For Western visitors accustomed to orthodoxy, this zealousness in mundane matters, at the expense of pious inwardness, contained a tincture of irreligion, and irreverence to the sacred. They pointed out the thin divide between such a state of mind and unadulterated materialism. They could well imagine this to result in atheism. In the words of Oene Noordenbos: ‘There are forms of faith that are actually atheistic. A philosophical conception of God (Godsbegrip) that is without religious sentiment and does not constitute a special motivating force in life, has little religious importance, although it will not plainly be named atheism. For even a macchiavellian view on religion as a political instrument will avoid the word atheism.’
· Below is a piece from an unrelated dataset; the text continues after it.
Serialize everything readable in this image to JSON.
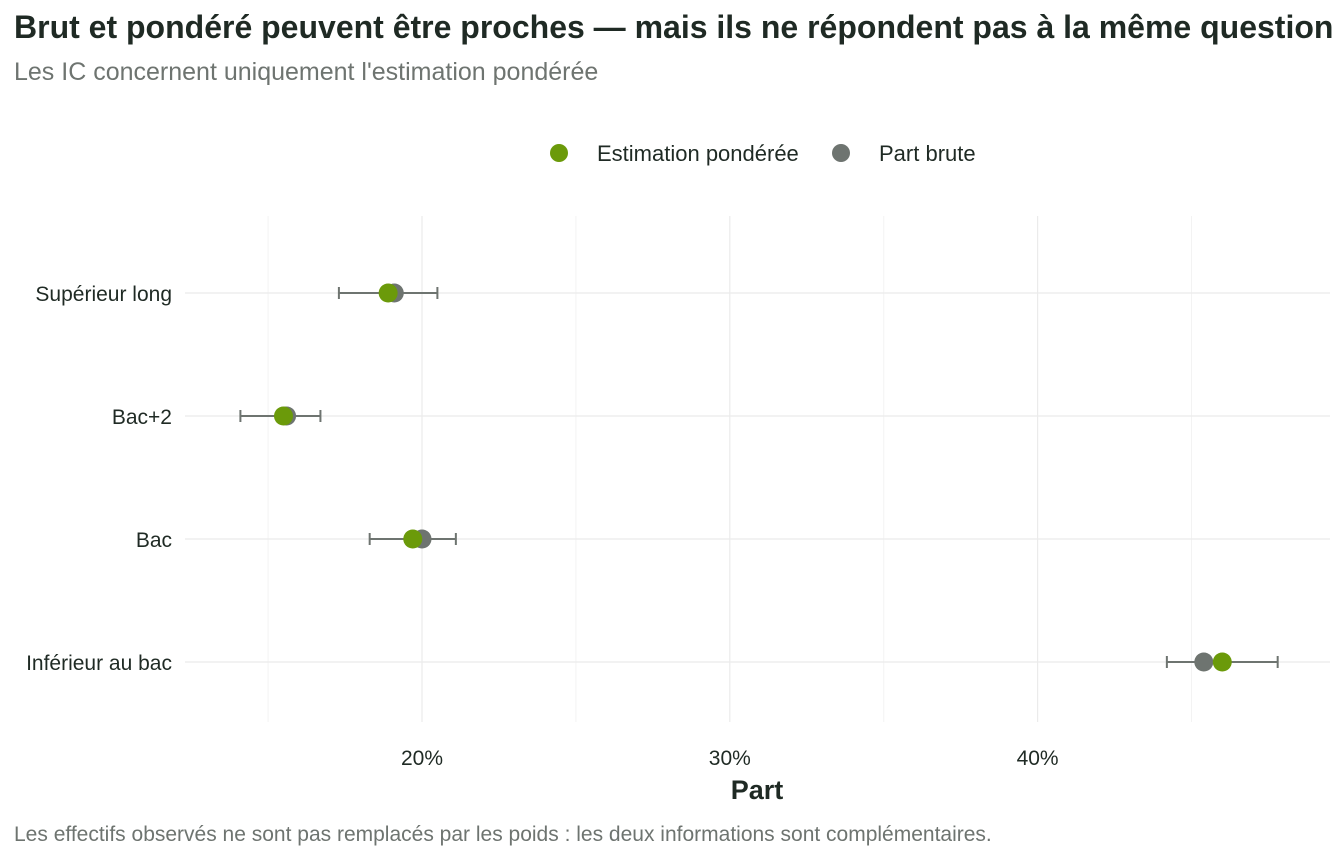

(As if the Islamist regime in Turkey wished to hammer home precisely that subtlety, the fledgling Turkish Association of Atheists (Ateizm Derneği, the first ever such organisation in the Middle East) was convicted of a ‘hate crime’ pursuant to article 216 of the Turkish penal code – ‘inciting the population to enmity or hatred and denigration’, in March 2015.)
As the majority of writers on Turkey continued to diligently copy out one other, Paul Rycaut’s authoritative and much plundered History (1665 and many reprints) became a major supplier of content well into the eighteenth century. Most of it was borrowed by, for example, Businello, whose work was in turn plagiarised by Habesci. In a chapter ‘Of the irreligion of the Turks, and its probable consequences’, he wrote: ‘Notwithstanding the great appearance of devotion amongst the Turks, the principle of whose religion is Deism, yet its very opposite, Atheism, has generally prevailed of late years. (…) as no people on earth entertain such doubts of their religion as the Turks do of their’s, it is not in the least surprising, that they have proceeded one step farther, and embraced Atheism.’
We also find various reports, dispersed through the travel literature, about individual atheists, and critics of Islam and of religion in general in Turkey. Lord Charlemont wrote out a down-to-earth dialogue he had ‘with a sensible Turk’ in the year 1749, d’Ohsson informs us of the top ulema turned preacher of atheism Nadazlı Sarı Abdurrahman Efendi (executed in 1602), and Thomas Smith relates the anecdote of Lari Efendi, the publicly known self-declared atheist in the Constantinople of the 1650s and 60s, allegedly an acquaintance of Dutch Resident Levinus Warner. ‘Whenever he went to visit Signor Warner (…) the first salute upon the very sight of him was, there is not, meaning a God; to which the Resident would immediately reply, there is; after which they would often descend to a close dispute about that dictate of universal nature, and right reason.’
In short, many writers would assent to the observation by D’Arvieux, (who was befriended with an easy-going religious judge (qadi) with whom he emptied many a bottle while discussing religious matters ‘as freely as if they were in England’), that one finds the pious, the superstitious, as well as ‘des esprits forts, des libertins’ (and atheists) in Islam, and in Turkey, like in any other religion or country.